Por Lázaro Boza Boza
Ya nadie recuerda su nombre. Las brumas del tiempo, también suelen correr su manto sobre esta isla, donde brotan leyendas como arroyos cantarines que humedecen y perfuman el acervo de Mantua.
Nació guajiro, en lo temprano del siglo, como tantos en esta tierra que, a punto de ser libre, cayó en manos yanquis.
Entre las montañas, en el valle de Caracoles, en Bayajá, o en Santa María, vivía con sus padres y hermanos, en una tierrita de insignificancia que se le antojaba grande, rodeada de montes cuajados de verde profundo; allí, vivía, y soñaba.
Nadie puede asegurar que haya asistido a la escuela, o si su madre, en viejos manuales de la colonia, le enseño las primeras letras.
Nadie le habló de Espinela, o de la poesía libre y hermosa del que cayó en Dos Ríos unos años atrás.
Era poeta porque si, por la voluntad de quién sabe qué ser etéreo, musa enamorada, o qué espíritu beckeriano encarnado en su cuerpo.
A los diecisiete, tanta pasión contenida, le atenazaba el cuello y le oprimía el pecho. Y aquella mañana, en el campo de malangas, con el sol picante en la nuca y el sudor espeso surcándole el rostro, bajó al río.

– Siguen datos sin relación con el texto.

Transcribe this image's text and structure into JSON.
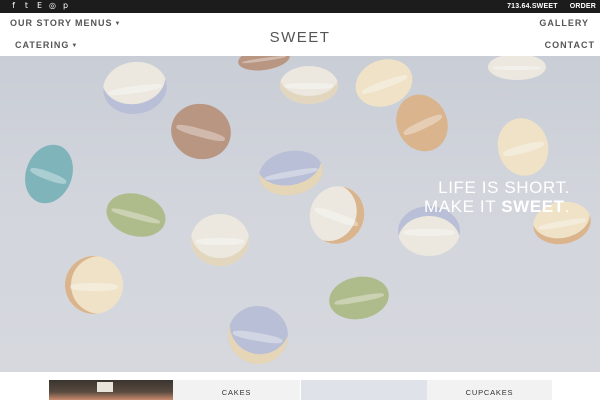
{
  "topbar": {
    "social_icons": [
      "facebook-icon",
      "twitter-icon",
      "yelp-icon",
      "instagram-icon",
      "pinterest-icon"
    ],
    "social_glyphs": [
      "f",
      "t",
      "E",
      "◎",
      "p"
    ],
    "phone": "713.64.SWEET",
    "order_label": "ORDER"
  },
  "header": {
    "brand": "SWEET",
    "nav_left": {
      "our_story": "OUR STORY",
      "menus": "MENUS",
      "catering": "CATERING"
    },
    "nav_right": {
      "gallery": "GALLERY",
      "contact": "CONTACT"
    },
    "caret": "▼"
  },
  "hero": {
    "tagline_line1": "LIFE IS SHORT.",
    "tagline_line2_prefix": "MAKE IT ",
    "tagline_line2_bold": "SWEET",
    "tagline_line2_suffix": ".",
    "macaron_colors": {
      "white": "#ece8df",
      "lavender": "#b9bfd6",
      "mocha": "#b89682",
      "teal": "#7fb4bb",
      "pistachio": "#aebb8a",
      "cream": "#efe2c7",
      "peach": "#d9b48c"
    }
  },
  "tiles": {
    "cakes": "CAKES",
    "cupcakes": "CUPCAKES"
  },
  "colors": {
    "topbar_bg": "#1c1c1c",
    "hero_bg": "#d2d5dc",
    "tile_bg": "#f2f2f2"
  }
}
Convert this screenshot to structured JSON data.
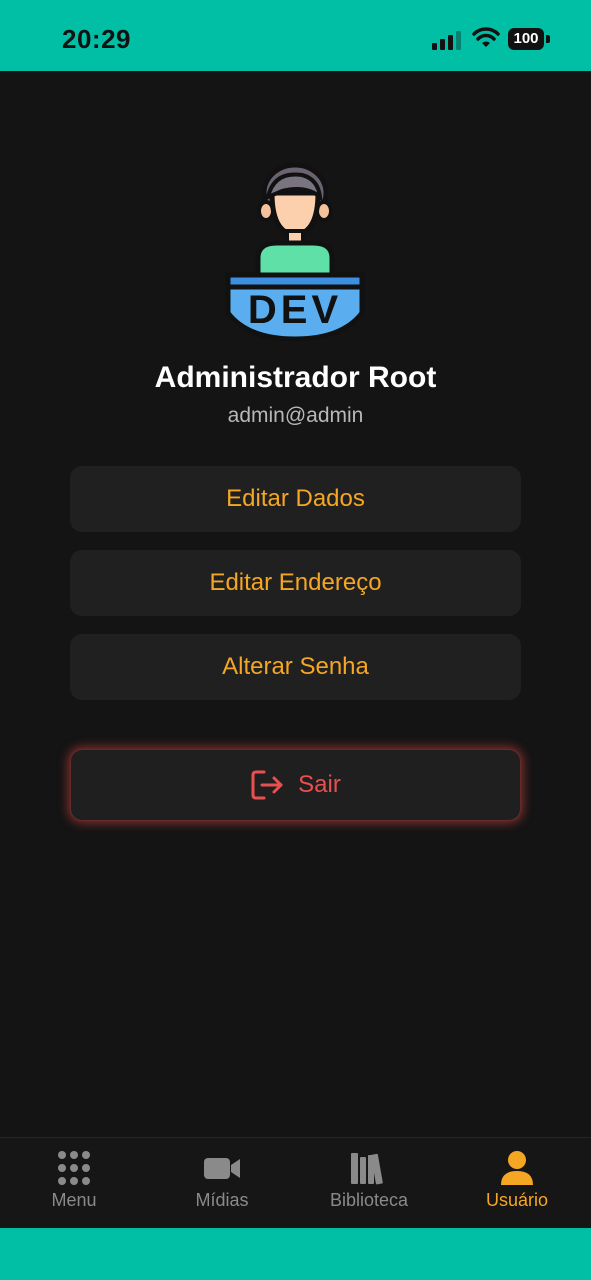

Acostado sobre las piedras del vado, bebió del remanso, donde agua cristalina marchaba sin prisa bajo la bóveda de árboles.
Lavó el rostro y refrescó los pies en la lenta corriente. Miró a la altura y vio la lluvia de hojas secas que el viento de estación arrancabaa la fronda añeja.
Hojas que caen al agua
en la corriente del río
Bendicen el amor mío
con la arbórea centenaria…
Así cuentan que empezaba el poema de amores y olvidos que su azorado hermano le escuchó.
_Papá, corrió el chico, tienes que oír lo que sabe…
Y él, que ya salía de la vereda:
_Nunca más papá, nunca más volveré a partirme el lomo pa´ un terrateniente, con lo que yo sé, no necesito esto.
Así le dijo al guajiro que, mudo de asombro, estrujaba el sombrero y miraba a su hijo desde la extracorpórea dimensión de un ser de fábulas.
Y se fue por el mundo con su musa ardiente; y cuentan que en verso, en décimas y en prosa, fue grande, único, respetado, querido y odiado.
Dicen los ancianos que un día, siendo un señor de dineros iba por esos caminos y se encontraron.
Él, hombre de alta cabalgadura, montura repujada, y sombrero de paño. El otro, un chiquillo, negro, ajado, con harapos por vestimentas y un morral a la espalda.
El poeta, musa en ristre, disparó el verso hecho pregunta:
_Negrito, ¿Tu eres la perla?
Y cuentan que aquel ser de pobreza extrema, contestó:
_No señor, lo han engañado,
porque si yo fuera perla,
no estuviera en este estado.
Aunque algunos se empeñan en afirmar que respondió con un verso más profundo:
Perla soy pero, de cobre
Grandes penas me persiguen,
Soy perla que nadie quiere,
Adorno que usan los tristes.
Puede que, tal vez, nunca existió tal historia. Pero los que la cuentan insisten que el hombre, que había derrotado a mil jilgueros, desmontó del caballo y le extendió un billete de cien pesos al niño.
_Toma, me has derrotado.
Dicen que fue el mismo Satanás quien lo puso a prueba. Que su vida de bardo enojó a los dioses.
Ya nadie recuerda el nombre del poeta mantuano que cantó a las hojas, al río y a los montes de su nacimiento. Es otra de las leyendas que adornan esta tierra del noroccidente de la isla, donde vivo.